Przechodząc już jednak do konkretnych faktów. Jak pamiętam – a pamiętam te okupacyjne lata wprost doskonale – to na terenie Placu Tadeusza Kościuszki, tylko raz widziałem nieżyjącego człowieka. Dokładnej daty już jednak nie jestem w stanie określić. W każdym razie, w godzinach rannych zauważyłem na chodniku, obok zburzonego przez Niemców pomnika Tadeusza Kościuszki leżącego człowieka. Leżał nieruchomo z szeroko rozłożonymi rękami i nogami, z twarzą zwróconą do ziemi. Jego zarówno ubranie jak i miejsce gdzie leżał nasiąknięte już było krwią. Leżał tak kilka godzin pilnowany tylko przez uzbrojonego w karabin i całkowicie umundurowanego żołnierza niemieckiego.
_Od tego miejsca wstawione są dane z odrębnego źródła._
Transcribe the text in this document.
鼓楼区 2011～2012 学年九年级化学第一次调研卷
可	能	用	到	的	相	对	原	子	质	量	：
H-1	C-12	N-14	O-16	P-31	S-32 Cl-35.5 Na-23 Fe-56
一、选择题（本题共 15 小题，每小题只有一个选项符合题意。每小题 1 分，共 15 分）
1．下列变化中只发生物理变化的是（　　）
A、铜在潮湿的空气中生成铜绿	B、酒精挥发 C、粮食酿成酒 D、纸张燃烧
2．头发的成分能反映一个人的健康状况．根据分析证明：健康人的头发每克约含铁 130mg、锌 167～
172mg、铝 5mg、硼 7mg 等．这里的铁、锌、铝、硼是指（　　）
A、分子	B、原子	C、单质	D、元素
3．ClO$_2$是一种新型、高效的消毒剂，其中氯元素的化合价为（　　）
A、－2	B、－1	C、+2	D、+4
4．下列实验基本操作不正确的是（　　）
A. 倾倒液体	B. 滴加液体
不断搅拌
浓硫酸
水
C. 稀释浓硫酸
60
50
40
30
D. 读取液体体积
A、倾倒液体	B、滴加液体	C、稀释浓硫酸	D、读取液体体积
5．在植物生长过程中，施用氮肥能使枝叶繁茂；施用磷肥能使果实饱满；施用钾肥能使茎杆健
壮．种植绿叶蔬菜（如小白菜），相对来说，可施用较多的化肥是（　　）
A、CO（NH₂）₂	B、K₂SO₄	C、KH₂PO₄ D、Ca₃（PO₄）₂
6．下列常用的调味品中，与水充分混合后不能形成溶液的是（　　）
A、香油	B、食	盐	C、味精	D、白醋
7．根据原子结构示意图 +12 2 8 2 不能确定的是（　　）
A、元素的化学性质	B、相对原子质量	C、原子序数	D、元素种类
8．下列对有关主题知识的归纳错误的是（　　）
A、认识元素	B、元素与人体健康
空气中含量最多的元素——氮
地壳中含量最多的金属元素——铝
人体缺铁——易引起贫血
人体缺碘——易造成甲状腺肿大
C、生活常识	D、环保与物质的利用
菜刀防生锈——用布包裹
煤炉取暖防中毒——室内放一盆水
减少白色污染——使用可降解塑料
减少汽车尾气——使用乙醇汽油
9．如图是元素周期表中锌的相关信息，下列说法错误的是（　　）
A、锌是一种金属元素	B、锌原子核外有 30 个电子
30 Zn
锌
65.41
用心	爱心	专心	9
Formacji wojskowej nie rozpoznałem. To był tylko jedyny taki przypadek w tamtych krwawych latach okupacji niemieckiej.

****

Po dokonanej 12 sierpnia 1942 roku selekcji Żydów, według jednych przekazów pozostało jeszcze wtedy na terenie Sosnowca około 15.000 Żydów, a według innych 12.0008/. Jednak już w październiku 1942 roku Niemcy utworzyli na terenie Sosnowca dwa getta. Jedno na Starym Sosnowcu, a drugie na Środuli. Od 1 maja 1943 roku istniało już tylko 1 getto – na Środuli, do którego przeniesiono też mieszkańców z getta ze Starego Sosnowca. Jak wspomina pan Natan Eliasz Szternfinkiel (s.50 cytowanej już publikacji książkowej) to zgrupowani Żydzi w getcie na Środuli tak jak dawniej, nadal jednak w „szopach” pracowali. Jednak do getta na Środulę już „wracali..[…]… pod eskortą milicji żydowskiej”. Te marsze śmierci zapamiętałem wprost doskonale. Kolumny bowiem żydowskie prawie codziennie widziałem jak przemieszczały się po „kocich łbach” poprzez Plac Tadeusza Kościuszki wlokąc się w stronę centrum Sosnowca. Na przedzie pochodu zawsze szedł nie oglądając się na boki umundurowany żołnierz niemiecki, a po bokach z długimi kijami uwijali się pilnujący swych braci milicjanci żydowscy. Początkowo Polacy z Placu Tadeusza Kościuszki zbliżali się z jedzeniem i piciem do tych przemieszczających się kolumn maszerujących Żydów, ale odganiani kijami przez eskortę zrezygnowali później z dokarmiania Żydów. Tym bardziej, że pewnego ponoć dnia zaalarmowany przez eskortę żydowską maszerujący na przedzie kolumny żołnierz niemiecki zdjął zawieszony dotychczas karabin i zagroził jego użyciem. Po prostu każdy wtedy obawiał się o swoje życie. Z tymi kolumnami żydowskimi są związane makabryczne wprost wydarzenia, których jak dotąd nikt absolutnie nie tylko nie opisał, ale nawet nie zawieszono w stosownym miejscu, gdzie dochodziło do tych tragedii, tablic pamięci. Do tych makabrycznych zdarzeń zawsze jednak dochodziło po godzinie 18,00 kiedy to potwornie już umęczeni Żydzi, już nie szli ale wlekli się w kolumnach do getta na Środulę.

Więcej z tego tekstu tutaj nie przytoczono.